# New site layout



## cheddar cheese (Oct 25, 2004)

What does everyone think of the new layout?

To be honest I think its dreadful...


----------



## the lancaster kicks ass (Oct 25, 2004)

you idiot, i was gonna make this poll..................


----------



## cheddar cheese (Oct 25, 2004)

Too slow old man


----------



## JCS (Oct 25, 2004)

Not too crazy about it, the old one wasnt too great either. If you ask me, a blue/dark blue/black theme would look pretty good.


----------



## cheddar cheese (Oct 25, 2004)

But at least the old one was simple and easy to understand. I havent got a problem with the colours, but i reckon lighter blues would look better so it relates to the sky.


----------



## horseUSA (Oct 25, 2004)

you can change the settings in your profile, and go back to the old style, I am still updating it and will add more style soon.
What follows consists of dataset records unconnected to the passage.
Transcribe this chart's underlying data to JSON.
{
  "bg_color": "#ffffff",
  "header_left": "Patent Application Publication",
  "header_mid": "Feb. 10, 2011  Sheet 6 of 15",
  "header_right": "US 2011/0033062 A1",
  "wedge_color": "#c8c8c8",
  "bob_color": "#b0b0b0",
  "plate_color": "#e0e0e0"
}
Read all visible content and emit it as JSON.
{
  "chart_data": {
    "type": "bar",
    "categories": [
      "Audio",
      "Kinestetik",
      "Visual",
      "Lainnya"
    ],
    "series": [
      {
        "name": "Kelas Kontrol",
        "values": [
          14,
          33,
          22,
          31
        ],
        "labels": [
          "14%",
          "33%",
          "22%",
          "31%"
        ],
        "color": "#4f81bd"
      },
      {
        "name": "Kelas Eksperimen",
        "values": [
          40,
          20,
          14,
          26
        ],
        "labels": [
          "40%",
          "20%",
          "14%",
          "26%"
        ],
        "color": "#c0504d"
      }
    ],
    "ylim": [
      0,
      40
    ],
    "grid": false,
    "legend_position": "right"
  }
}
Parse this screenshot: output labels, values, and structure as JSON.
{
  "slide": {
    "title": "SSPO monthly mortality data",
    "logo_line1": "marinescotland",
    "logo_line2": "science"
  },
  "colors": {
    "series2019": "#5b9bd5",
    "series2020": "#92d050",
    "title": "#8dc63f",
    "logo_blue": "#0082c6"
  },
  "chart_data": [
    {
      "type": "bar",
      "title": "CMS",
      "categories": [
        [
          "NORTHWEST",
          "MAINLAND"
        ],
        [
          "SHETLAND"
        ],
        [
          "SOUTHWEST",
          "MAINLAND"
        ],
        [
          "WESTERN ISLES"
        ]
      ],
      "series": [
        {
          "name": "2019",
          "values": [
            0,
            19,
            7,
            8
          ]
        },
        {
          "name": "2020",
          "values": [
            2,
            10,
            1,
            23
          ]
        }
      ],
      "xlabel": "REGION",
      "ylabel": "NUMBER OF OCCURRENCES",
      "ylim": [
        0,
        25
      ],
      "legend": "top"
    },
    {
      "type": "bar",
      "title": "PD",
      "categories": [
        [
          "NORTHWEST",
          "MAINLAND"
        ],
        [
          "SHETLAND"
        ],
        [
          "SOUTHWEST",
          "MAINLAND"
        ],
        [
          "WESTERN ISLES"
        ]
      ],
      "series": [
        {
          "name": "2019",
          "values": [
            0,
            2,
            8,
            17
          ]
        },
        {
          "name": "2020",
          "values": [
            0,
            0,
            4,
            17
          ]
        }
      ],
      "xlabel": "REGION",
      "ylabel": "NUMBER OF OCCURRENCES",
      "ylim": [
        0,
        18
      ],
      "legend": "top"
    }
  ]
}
Just takes some time cause have to edit alot of the new templates before they will work.


----------



## cheddar cheese (Oct 25, 2004)

Ah thats so much better  Good ol' Desert Storm


----------



## horseUSA (Oct 25, 2004)

gray looks pretty good
so u are saying u want me to keep DesertStorm


----------



## cheddar cheese (Oct 25, 2004)

Well its my personal preference, I dont know about everyone else  But I reckon it should be the default, because people who join the site will want it to be easy to navigate, and the writing on the other layouts is quite small and hard to read


----------



## MichaelHenley (Oct 26, 2004)

I like Desert Storm too... but that's probably because it's the one I've always used.


----------



## cheddar cheese (Oct 26, 2004)

Easier to understand too


----------



## horseUSA (Oct 26, 2004)

lol u young kids sound like old men, can't read it text to small lol.
fine i will keep it desert storm


----------



## cheddar cheese (Oct 26, 2004)

OK mate, dont make us feel we forced you to though


----------



## the lancaster kicks ass (Oct 26, 2004)

but we did force you to really...............


----------



## cheddar cheese (Oct 26, 2004)

We didnt, if we forced him it would be more like:

"CHANGE THE LAYOUT BACK OR ILL HUNT YER DOWN AND GAUGE YER EYES OUT"


----------



## horseUSA (Oct 26, 2004)

lol ok over with the layout change talk was fun


----------